PISA: Privacy-Preserving Split Adaptation with Model IP Protection

Fine-tuning Large Language Models (LLMs) enables data holders to construct proprietary, task-specific models by leveraging external high-performance computing infrastructure. However, existing paradigms typically address data privacy and model intellectual property (IP) in isolation, failing to simultaneously uphold both constraints. Privacy-prioritized methods compromise model IP by hosting parameters remotely, while IP-oriented collaborative schemes relying on end-to-end gradient flows inherently violate strict data privacy standards.
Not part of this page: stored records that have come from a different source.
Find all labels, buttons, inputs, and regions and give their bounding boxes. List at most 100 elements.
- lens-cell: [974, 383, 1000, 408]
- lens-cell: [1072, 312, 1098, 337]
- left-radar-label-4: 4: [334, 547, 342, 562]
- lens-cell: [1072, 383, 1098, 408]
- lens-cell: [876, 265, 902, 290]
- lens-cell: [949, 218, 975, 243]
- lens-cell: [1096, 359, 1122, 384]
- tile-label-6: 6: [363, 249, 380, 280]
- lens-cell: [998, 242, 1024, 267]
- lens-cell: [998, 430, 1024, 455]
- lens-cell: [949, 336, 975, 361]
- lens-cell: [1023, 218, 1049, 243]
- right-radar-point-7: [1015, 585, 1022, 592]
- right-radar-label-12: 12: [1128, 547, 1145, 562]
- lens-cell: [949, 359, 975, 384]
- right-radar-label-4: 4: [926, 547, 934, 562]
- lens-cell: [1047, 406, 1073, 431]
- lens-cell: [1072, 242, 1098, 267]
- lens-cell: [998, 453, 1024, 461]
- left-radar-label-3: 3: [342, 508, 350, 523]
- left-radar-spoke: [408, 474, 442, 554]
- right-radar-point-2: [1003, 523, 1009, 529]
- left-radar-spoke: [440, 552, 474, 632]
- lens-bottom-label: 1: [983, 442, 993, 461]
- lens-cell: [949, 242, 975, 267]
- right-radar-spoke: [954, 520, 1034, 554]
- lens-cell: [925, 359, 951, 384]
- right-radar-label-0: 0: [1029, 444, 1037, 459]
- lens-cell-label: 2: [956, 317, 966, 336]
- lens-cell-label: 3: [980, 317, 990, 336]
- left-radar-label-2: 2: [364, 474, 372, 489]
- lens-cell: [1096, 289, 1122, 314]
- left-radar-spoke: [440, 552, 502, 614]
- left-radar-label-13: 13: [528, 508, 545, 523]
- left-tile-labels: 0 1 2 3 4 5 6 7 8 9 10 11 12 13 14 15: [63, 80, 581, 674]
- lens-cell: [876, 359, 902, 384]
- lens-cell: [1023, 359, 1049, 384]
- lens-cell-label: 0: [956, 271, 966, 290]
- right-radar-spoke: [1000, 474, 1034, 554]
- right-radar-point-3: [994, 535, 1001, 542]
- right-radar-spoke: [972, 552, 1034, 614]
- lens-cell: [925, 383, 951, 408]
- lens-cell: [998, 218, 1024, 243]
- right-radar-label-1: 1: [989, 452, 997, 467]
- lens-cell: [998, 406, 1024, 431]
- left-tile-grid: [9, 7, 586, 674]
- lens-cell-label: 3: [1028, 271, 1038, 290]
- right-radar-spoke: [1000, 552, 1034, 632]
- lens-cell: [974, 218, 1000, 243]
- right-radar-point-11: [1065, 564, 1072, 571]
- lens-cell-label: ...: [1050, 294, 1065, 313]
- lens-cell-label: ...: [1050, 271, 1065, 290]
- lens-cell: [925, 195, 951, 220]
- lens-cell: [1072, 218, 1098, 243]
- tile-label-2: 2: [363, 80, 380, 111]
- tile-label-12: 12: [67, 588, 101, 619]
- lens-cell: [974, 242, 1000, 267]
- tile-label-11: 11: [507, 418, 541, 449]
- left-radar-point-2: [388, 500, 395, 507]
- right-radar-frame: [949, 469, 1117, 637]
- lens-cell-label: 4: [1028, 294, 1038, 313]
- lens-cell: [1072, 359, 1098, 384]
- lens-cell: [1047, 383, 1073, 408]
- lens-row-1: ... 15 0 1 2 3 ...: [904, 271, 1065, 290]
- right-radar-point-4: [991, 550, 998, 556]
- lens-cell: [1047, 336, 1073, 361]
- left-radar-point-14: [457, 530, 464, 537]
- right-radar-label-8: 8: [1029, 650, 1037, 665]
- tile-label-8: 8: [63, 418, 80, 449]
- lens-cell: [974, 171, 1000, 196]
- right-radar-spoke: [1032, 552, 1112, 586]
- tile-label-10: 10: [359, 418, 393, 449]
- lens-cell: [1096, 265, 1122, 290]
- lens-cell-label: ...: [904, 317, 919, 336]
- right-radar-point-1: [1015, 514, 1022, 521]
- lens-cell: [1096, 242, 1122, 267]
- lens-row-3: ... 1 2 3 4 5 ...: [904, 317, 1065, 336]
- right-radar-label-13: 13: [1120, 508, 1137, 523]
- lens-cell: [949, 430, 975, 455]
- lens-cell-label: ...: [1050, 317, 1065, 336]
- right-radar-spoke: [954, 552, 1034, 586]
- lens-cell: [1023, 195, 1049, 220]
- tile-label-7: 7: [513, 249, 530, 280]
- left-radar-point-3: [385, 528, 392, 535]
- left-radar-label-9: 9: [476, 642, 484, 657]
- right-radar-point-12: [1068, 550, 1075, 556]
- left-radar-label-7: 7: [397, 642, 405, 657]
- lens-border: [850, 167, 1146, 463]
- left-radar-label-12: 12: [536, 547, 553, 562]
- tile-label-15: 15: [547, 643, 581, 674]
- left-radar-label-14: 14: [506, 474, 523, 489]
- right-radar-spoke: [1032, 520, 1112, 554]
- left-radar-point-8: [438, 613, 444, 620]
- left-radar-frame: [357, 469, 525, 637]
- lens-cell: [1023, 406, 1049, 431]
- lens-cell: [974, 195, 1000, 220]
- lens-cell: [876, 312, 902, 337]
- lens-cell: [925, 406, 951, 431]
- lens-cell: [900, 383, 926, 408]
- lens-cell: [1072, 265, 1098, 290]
To address these challenges, we present PISA (Privacy-preserving and IP-protected Split Adaptation), a split fine-tuning framework designed to preserve both data privacy and model IP while maintaining high utility. In PISA, we propose three methods: a Manifold Rectification Pre-training (MRP) method to equip the server-side model with intrinsic robustness against privacy-induced distribution shifts; a Dual-Stream Semantic Compensation (DSC) method to recover feature utility using local clean data as priors; and a Utility-Aware Gradient Rectification (UGR) method to adaptively maximize the performance of the parameter-constrained local model. Experiments on GLUE show that PISA ensures dual protection and delivers a substantial 23.0\% performance gain over the privacy-prioritized baseline under strict privacy budgets.